# A handy little jig



## mklotz (Sep 8, 2008)

I've decided to take a shot at building Bill Harris' steam roller. Since this is a big project and contains details outside my skill set, I may never finish it but, what the heck, it's always good to think big.

Since it may never be completed, I decided to start by building the engine. That way, if the rest never gets finished, I'll at least have a working engine out of the deal.

The engine has a built-up crankshaft that requires four plates to achieve the orthogonal offsets. These are roughed out as rectangular blocks of 1/4" steel, drilled for the drill rod that will form the round bits, and then need their ends rounded to a 5/8" radius in order to look "kewl".
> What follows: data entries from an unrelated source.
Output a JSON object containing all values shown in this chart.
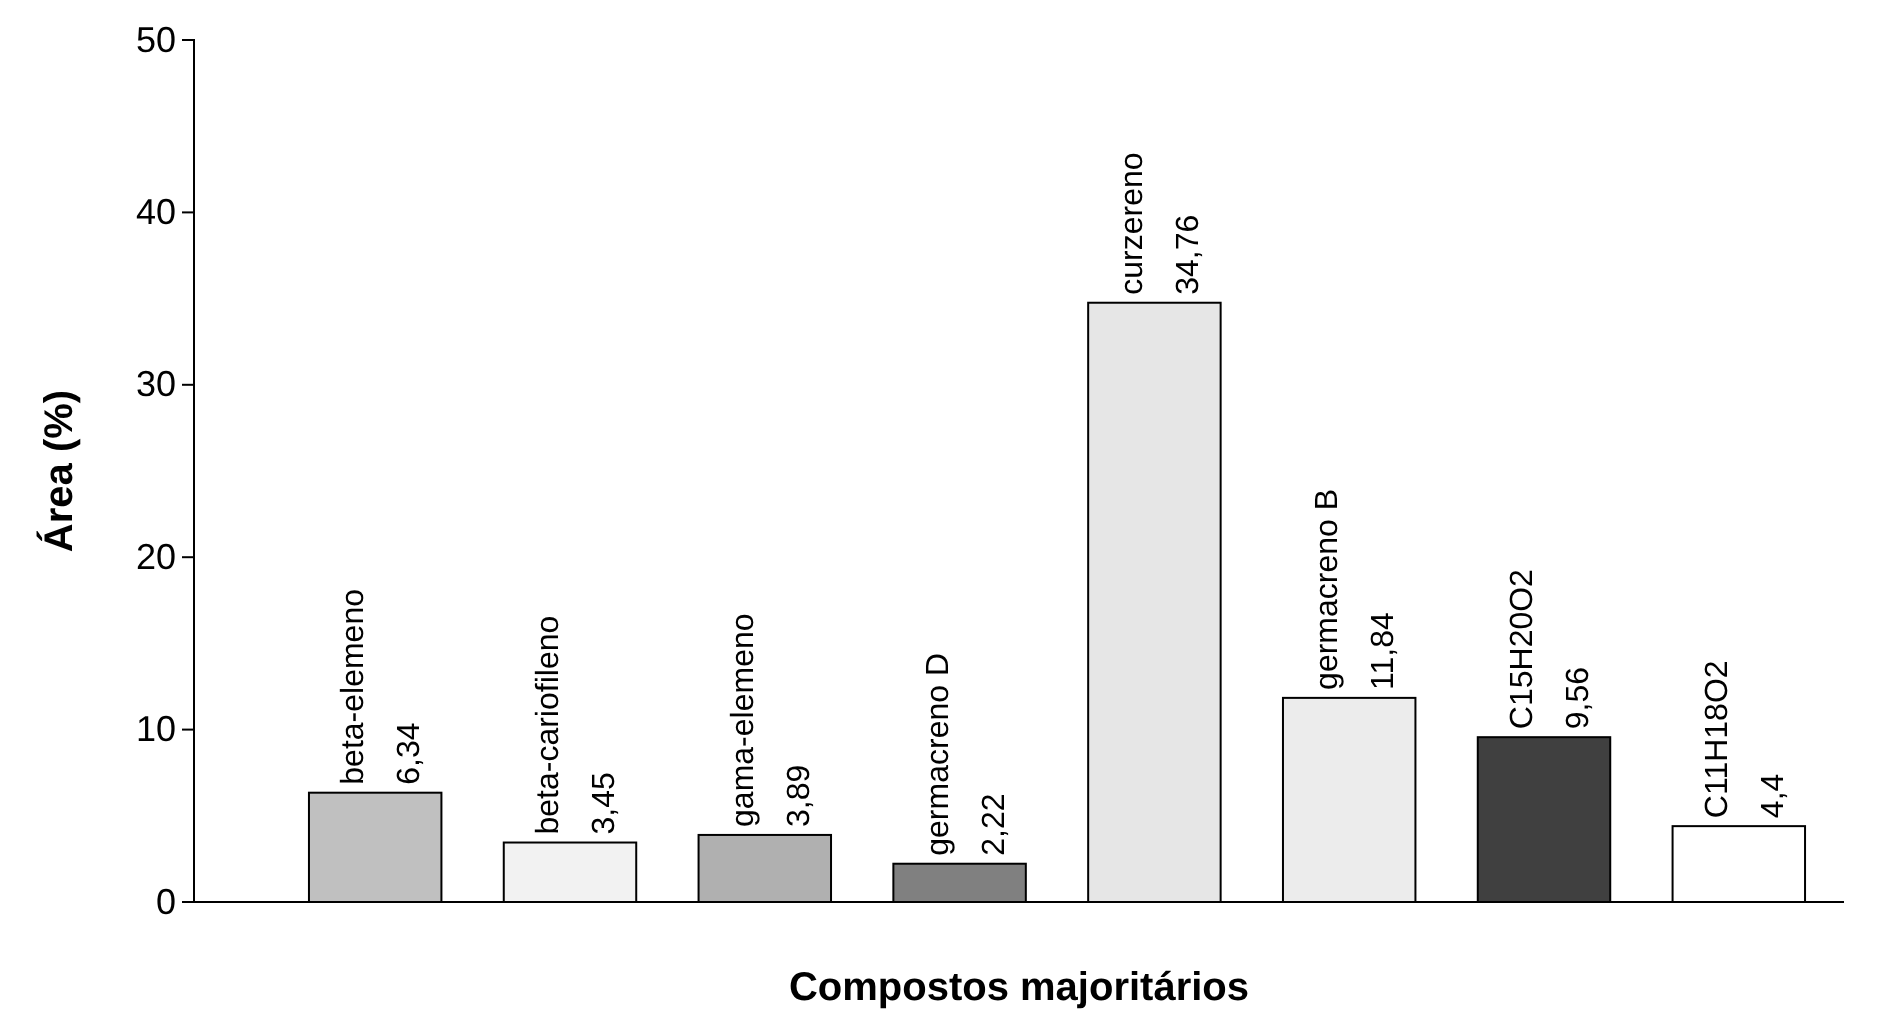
{
  "chart_data": {
    "type": "bar",
    "xlabel": "Compostos majoritários",
    "ylabel": "Área (%)",
    "categories": [
      "beta-elemeno",
      "beta-cariofileno",
      "gama-elemeno",
      "germacreno D",
      "curzereno",
      "germacreno B",
      "C15H20O2",
      "C11H18O2"
    ],
    "values": [
      6.34,
      3.45,
      3.89,
      2.22,
      34.76,
      11.84,
      9.56,
      4.4
    ],
    "value_labels": [
      "6,34",
      "3,45",
      "3,89",
      "2,22",
      "34,76",
      "11,84",
      "9,56",
      "4,4"
    ],
    "colors": [
      "#c0c0c0",
      "#f2f2f2",
      "#b0b0b0",
      "#808080",
      "#e6e6e6",
      "#ececec",
      "#404040",
      "#ffffff"
    ],
    "ylim": [
      0,
      50
    ],
    "yticks": [
      0,
      10,
      20,
      30,
      40,
      50
    ],
    "grid": false
  }
}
I took a slug of aluminum left over from another job of this type (the equivalent pieces on the Poppin engine) and drilled and reamed it for a 1/4" locating pin. After milling a slot the width of the parts, I drilled and tapped for a 10-32 screw to lock the part in place after it is slid over the pin.

The slug is then chucked and the radius turned. Flip part and repeat. Total time to do all four parts was about ten minutes.


----------



## ksouers (Sep 8, 2008)

Gotta love symmetry ;D

You can always use it to your advantage to cut your workload (roughly) in half.


----------



## ChooChooMike (Sep 8, 2008)

Marv - if you only ever finish the engine, looks like you can use it to build a Shay loco !!


----------



## mklotz (Sep 8, 2008)

ChooChooMike  said:
			
		

> Marv - if you only ever finish the engine, looks like you can use it to build a Shay loco !!



I probably could at that but I've seen how silly those old guys look sitting on a tender behind a tiny loco. I'll stick to looking silly in more refined and more comfortable ways.


----------



## steamer (Sep 8, 2008)

Excellent!

That is one I will remember!

That beats a rotary table silly!

Thankyou!

Dave


----------



## Bernd (Sep 8, 2008)

Nice fixture you designed there Marv. Great idea for those small radii. As Dave said, beats the rotary table.

I need to design one that makes a concave curve on a 4 7/32" radius. I want to do it on a lathe on a face plate but my Grizzly only has a 7.5" face plate but a 9" swing. Perhaps an aluminum sacrificial plate?

Bernd

Here's a drawing of what I need to raduis. It's a pedestal for a truck on a steeple cab electric loco.


----------



## Philjoe5 (Sep 8, 2008)

Thanks Marv for showing a great fixture. I often run into a problem using my rotary table for rounding things. This looks like a good option to have in the old "toolbox". :bow:

Cheers,
Phil


----------



## tmuir (Sep 9, 2008)

I love that, very different.
How big is the model?


----------



## Metal Mickey (Sep 9, 2008)

Good tip! Stored away for the future, many thanks. Good luck with the build but where are you going to find the Tarmac to roll? :big:

Mike


----------



## hitandmissman (Sep 9, 2008)

Nice tip. I have that set of plans myself but never started it. Maybe some day. Please keep us informed as to how it is coming along.


----------



## Stan (Sep 9, 2008)

Marv: A friend of mine made that model several years ago. When he died, I inherited some of his tooling and I think I have the two gear cutters he bought to make the drive gears on the roller. You are welcome to them if you need them. Send me an email and I will dig them up and get the data of them.
Stan


----------



## georgeseal (Sep 9, 2008)

Stan,
Put me on the list for using the gear cutters.
I have one about half finished. (along with a bunch of other projects)
I go great guns on a project until I run into a problem and lay the project down. It may take years to resume. This used to bother me (and SWMBO). Now I have realized that I am not selling these models and it does not matter if they are finished or not. What is important is the enjoyment that I have received by working on them.

just my $0.02 worth


----------



## mklotz (Sep 9, 2008)

Bernd,

Another approach for your part is to do it incrementally on the mill with a ball-end mill.
Take a look at the ROUNDER program on my web site. It's designed to do just that sort of operation.

Metal Mickey,

I live in Southern California. Half of the county is tarmac parking lots.

Stan,

Thanks for the offer. I'll get an email off to you post haste.


----------